Author: Philippa Gregory
Hardcover: 432 pages
Publisher: Touchstone
Pub Date: August 14, 2012
What it’s about:
The Kingmaker’s Daughter is the gripping story of the daughters of the man known as the “Kingmaker,” Richard Neville, Earl of Warwick: the most powerful magnate in fifteenth-century England. Without a son and heir, he uses his daughters Anne and Isabel as pawns in his political games, and they grow up to be influential players in their own right. In this novel, her first sister story since The Other Boleyn Girl, Philippa Gregory explores the lives of two fascinating young women.
At the court of Edward IV and his beautiful queen, Elizabeth Woodville, Anne grows from a delightful child to become ever more fearful and desperate when her father makes war on his former friends. Married at age fourteen, she is soon left widowed and fatherless, her mother in sanctuary and her sister married to the enemy. Anne manages her own escape by marrying Richard, Duke of Gloucester, but her choice will set her on a collision course with the overwhelming power of the royal family and will cost the lives of those she loves most in the world, including her precious only son, Prince Edward. Ultimately, the kingmaker’s daughter will achieve her father’s greatest ambition.
Why you should buy it: I've been a Richard III fan girl ever since I first read Josephine Tey's THE DAUGHTER OF TIME as a teenager. I raged against Shakespeare for his portrayal in RICHARD III, although I'm grateful to my high school English teacher Mrs. Harrison for teaching the play and the history behind it. So it seemed like fate that Philippa Gregory's new book THE KINGMAKER'S DAUGHTER should be released around the same time that it appears that archeologists have found Richard III's body in a car park of all places. I've mentioned before that Gregory is hit or miss for me. I loathed THE OTHER BOLEYN GIRL, liked THE BOLEYN INHERITANCE, but I've really enjoyed her new series about the cousin's war aka The War of the Roses. Only Lady of the River was meh in my estimation.
Well, I'm happy to say that THE KINGMAKER'S DAUGHTER is fabulous.
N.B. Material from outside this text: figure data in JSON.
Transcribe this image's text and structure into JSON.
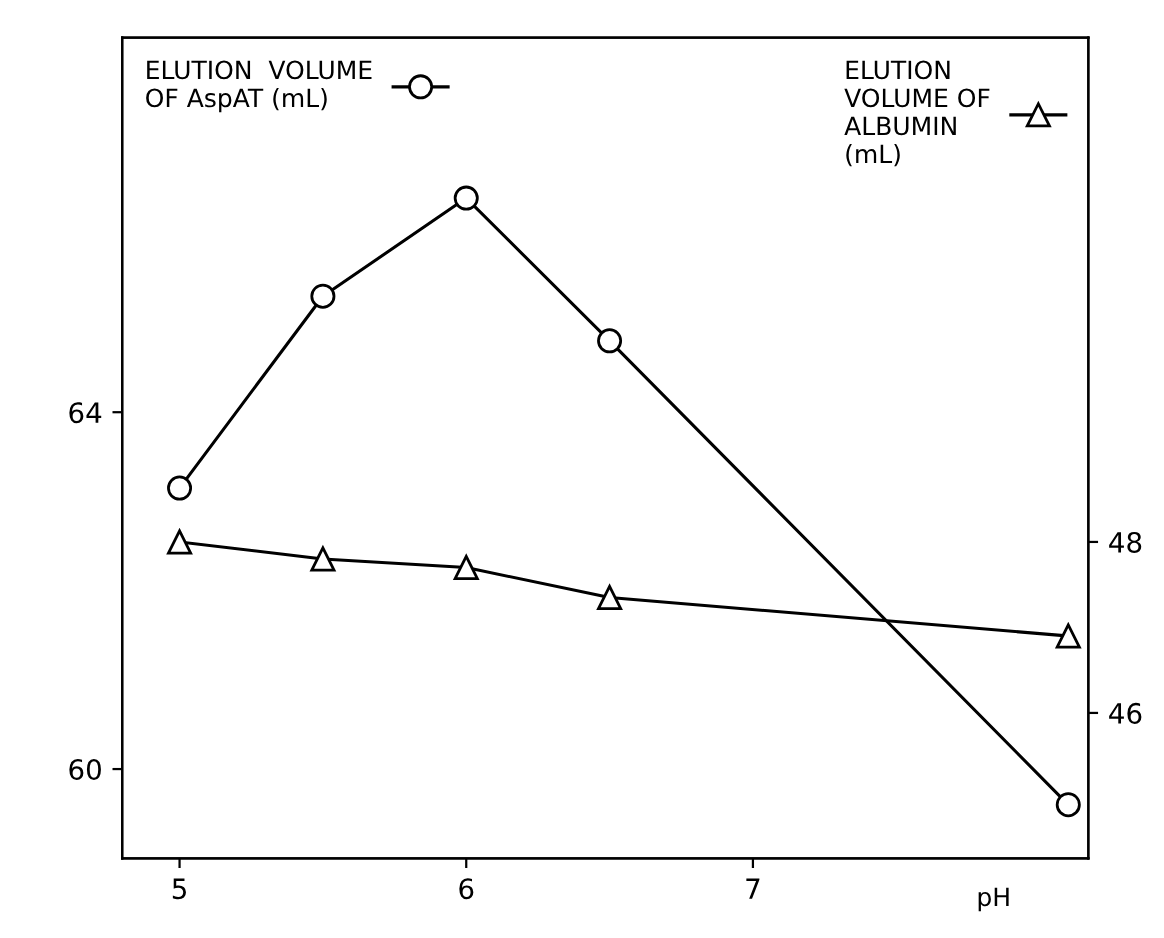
{
  "chart_data": {
    "type": "line",
    "xlabel": "pH",
    "x": [
      5,
      5.5,
      6,
      6.5,
      8.1
    ],
    "series": [
      {
        "name": "ELUTION  VOLUME\nOF AspAT (mL)",
        "color": "#000000",
        "values": [
          63.15,
          65.3,
          66.4,
          64.8,
          59.6
        ],
        "marker": "circle"
      },
      {
        "name": "ELUTION\nVOLUME OF\nALBUMIN\n(mL)",
        "color": "#000000",
        "values": [
          48.0,
          47.8,
          47.7,
          47.35,
          46.9
        ],
        "marker": "triangle",
        "axis": "y2"
      }
    ],
    "xlim": [
      4.8,
      8.17
    ],
    "xticks": [
      5,
      6,
      7
    ],
    "ylim": [
      59,
      68.2
    ],
    "yticks": [
      60,
      64
    ],
    "y2lim": [
      44.3,
      53.9
    ],
    "y2ticks": [
      46,
      48
    ],
    "grid": false,
    "legend": "top",
    "line_style": "solid"
  }
}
Anne is an appealing heroine, and her relationship with her sister Isabel, wife of George, Duke of Clarence will resonate with anyone who has an older sister. Very little is known about Anne which means that in a sense she is a blank canvas ready for a skilled author to bring her to life. In Gregory's hands, Anne grows from a rather naive but feisty little sister, to pawn of her father's ambitions, and then finally a loyal wife to the man she's always loved. I appreciated Gregory's protrayal of Richard as man who is intensely loyal to his family, and who is forced to take drastic steps to ensure the future of the Yorks on the throne of England.
My only quibble with the book is that I'm not sure that Anne Beauchamp, the wife of the Earl of Warwick was quite so cold and calculating. She seemed rather harsh towards her children, seeing them more as commodities than her own flesh and blood. Still this was an enjoyable entry to the series.